Кутельман кивнул, – не обижаюсь.

Кутельмана не пустили за границу ни разу, ни на одну научную конференцию, приглашения копились в первом отделе университета, и он даже не обо всех знал. Кроме преподавательской и научной деятельности на матмехе, у Кутельмана было еще полставки по НИС, научно-исследовательскому сектору, в ЦНИИ Крылова. Несмотря на небрежное «полставки», теория оболочек, которой он занимался в институте Крылова, была не менее важная часть его научных интересов, чем кафедральные работы, возможно, более важная часть. Приложение теории оболочек – оборонная промышленность, это танки, самолеты, подводные лодки. У Кутельмана была первая форма секретности, самая жесткая. «Вы уж на нас не обижайтесь…» было нежным флером на грубой очевидности: обижайся-не обижайся, математика-еврея, имеющего отношение к оборонке, не выпустят НИ ЗА ЧТО.


– Ты мог увидеть Ванкувер… а следующий конгресс, возможно, будет в Париже. Я бы полжизни отдал, чтобы увидеть Париж… да и Ванкувер тоже… – мечтательно зажмурился Илья, и лицо у него стало как у Тани в ее первый школьный день, – восторг и недоумение. – Представляю, как тебе обидно…

Кутельман пожал плечами – Илья иногда ведет себя как ребенок! Разве дело в «увидеть»? Конференции – это возможность научного общения, а без научного общения не может быть полноценной науки. Ванкувер, Ницца, Париж… разве можно хотеть того, что ни при каких обстоятельствах невозможно? Ему никогда не увидеть ни Ванкувера, ни Парижа, ни даже Болгарии. Что они все заладили – обидно ли ему?..

– Обидно, досадно, но ладно… – ответил он словами Высоцкого.

Радость от приглашения на конгресс уже была пережита, – в кабинете начальника первого отдела, так что празднование выходило совсем уж формальным, – что праздновать, приглашение в сейфе? – и героем дня или героем обеда был не Кутельман, а дети, первый раз в первый класс.

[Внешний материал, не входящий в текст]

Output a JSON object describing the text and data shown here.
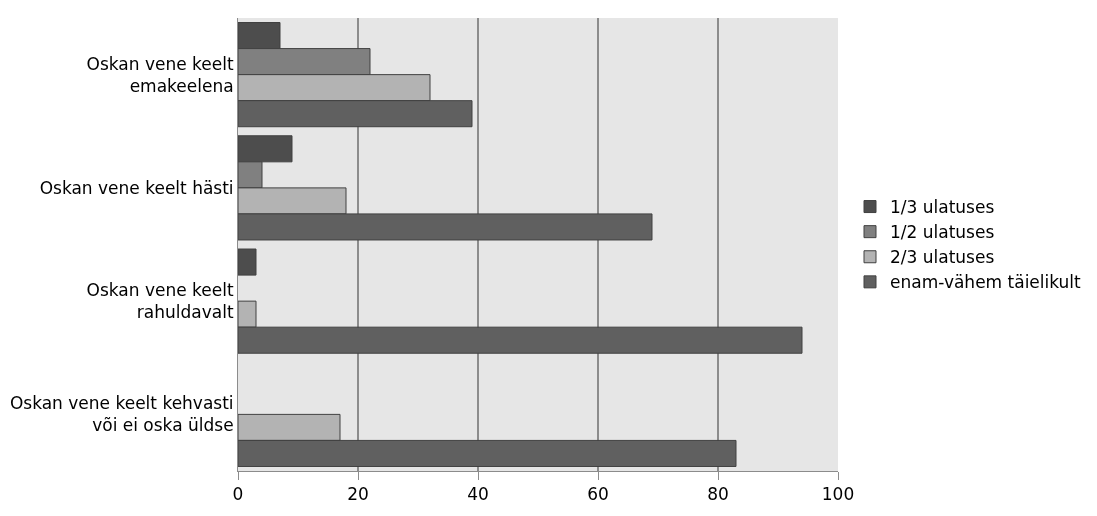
{
  "chart_data": {
    "type": "bar",
    "orientation": "horizontal",
    "categories": [
      "Oskan vene keelt\nemakeelena",
      "Oskan vene keelt hästi",
      "Oskan vene keelt\nrahuldavalt",
      "Oskan vene keelt kehvasti\nvõi ei oska üldse"
    ],
    "series": [
      {
        "name": "1/3 ulatuses",
        "color": "#4d4d4d",
        "values": [
          7,
          9,
          3,
          null
        ]
      },
      {
        "name": "1/2 ulatuses",
        "color": "#808080",
        "values": [
          22,
          4,
          null,
          null
        ]
      },
      {
        "name": "2/3 ulatuses",
        "color": "#b3b3b3",
        "values": [
          32,
          18,
          3,
          17
        ]
      },
      {
        "name": "enam-vähem täielikult",
        "color": "#606060",
        "values": [
          39,
          69,
          94,
          83
        ]
      }
    ],
    "xlim": [
      0,
      100
    ],
    "xticks": [
      0,
      20,
      40,
      60,
      80,
      100
    ],
    "grid": "x",
    "legend": "right"
  }
}
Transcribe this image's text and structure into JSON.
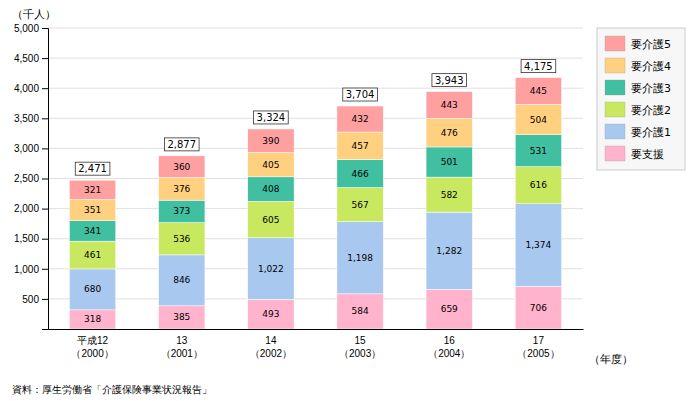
{
  "chart_data": {
    "type": "bar",
    "stacked": true,
    "categories": [
      "平成12\n（2000）",
      "13\n（2001）",
      "14\n（2002）",
      "15\n（2003）",
      "16\n（2004）",
      "17\n（2005）"
    ],
    "series": [
      {
        "name": "要支援",
        "color": "#ffb3cc",
        "values": [
          318,
          385,
          493,
          584,
          659,
          706
        ]
      },
      {
        "name": "要介護1",
        "color": "#a8c8f0",
        "values": [
          680,
          846,
          1022,
          1198,
          1282,
          1374
        ],
        "value_labels": [
          "680",
          "846",
          "1,022",
          "1,198",
          "1,282",
          "1,374"
        ]
      },
      {
        "name": "要介護2",
        "color": "#c8e860",
        "values": [
          461,
          536,
          605,
          567,
          582,
          616
        ]
      },
      {
        "name": "要介護3",
        "color": "#40c0a0",
        "values": [
          341,
          373,
          408,
          466,
          501,
          531
        ]
      },
      {
        "name": "要介護4",
        "color": "#ffd080",
        "values": [
          351,
          376,
          405,
          457,
          476,
          504
        ]
      },
      {
        "name": "要介護5",
        "color": "#ffa0a0",
        "values": [
          321,
          360,
          390,
          432,
          443,
          445
        ]
      }
    ],
    "totals": [
      2471,
      2877,
      3324,
      3704,
      3943,
      4175
    ],
    "total_labels": [
      "2,471",
      "2,877",
      "3,324",
      "3,704",
      "3,943",
      "4,175"
    ],
    "data_labels": true,
    "xlabel": "（年度）",
    "ylabel": "（千人）",
    "source": "資料：厚生労働省「介護保険事業状況報告」",
    "ylim": [
      0,
      5000
    ],
    "yticks": [
      500,
      {
        "value": 1000,
        "label": "1,000"
      },
      {
        "value": 1500,
        "label": "1,500"
      },
      {
        "value": 2000,
        "label": "2,000"
      },
      {
        "value": 2500,
        "label": "2,500"
      },
      {
        "value": 3000,
        "label": "3,000"
      },
      {
        "value": 3500,
        "label": "3,500"
      },
      {
        "value": 4000,
        "label": "4,000"
      },
      {
        "value": 4500,
        "label": "4,500"
      },
      {
        "value": 5000,
        "label": "5,000"
      }
    ],
    "grid": true,
    "legend": "right"
  }
}
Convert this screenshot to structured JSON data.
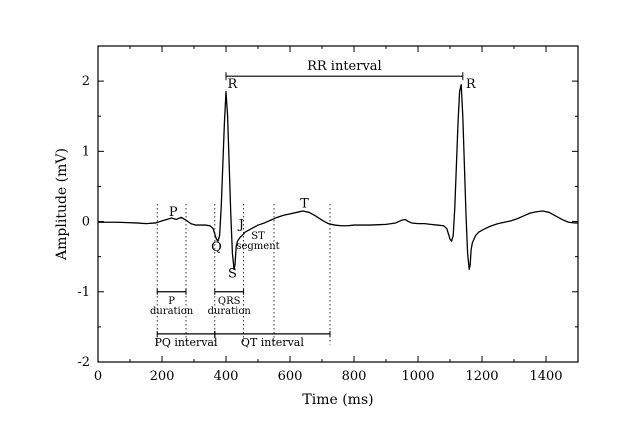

На расстоянии нескольких минут от Толстовского дома было три школы, две в Графском переулке, одна на Фонтанке. Логично было бы сразу же, без раздумий, отдать детей в школу на Фонтанке, где Фира могла бы за ними присматривать, но тут мнения Кутельманов и Резников разошлись. Кутельманы считали, что присмотр – не хорошо, а, наоборот, плохо. Вредно для формирования характера. У Левы и Тани не должно быть ощущения «блата», они должны чувствовать себя такими, как все, а не учительскими детьми. Фира не настаивала, не обижалась, не доказывала, ее правота – держать малышей под крылом – была настолько очевидна, что она только улыбнулась Фаине и Эмме, как несмышленым детям, и документы, и Левины, и Танины, отнесла в свою школу. Кутельманы еще что-то обсуждали, сомневались, решали, что важней, принципы или соображения удобства, а Таня была уже записана в 1-й «а» класс школы № 206.


– Левка, тебе в школе было страшно? – тихо спросила Таня.

– Человек испытывает страх, когда для страха есть причина, – так же тихо ответил Лева. – Причина может быть двух видов. Конкретная причина, например дикий зверь лев или пожар. Или придуманная причина, что ты сама себе навоображаешь. Давай рассуждать. Диких зверей в школе нет, пожар маловероятен… А придуманной причины для страха у меня тоже не было. Чтобы было не страшно, можно о другом думать, я в уме задачку…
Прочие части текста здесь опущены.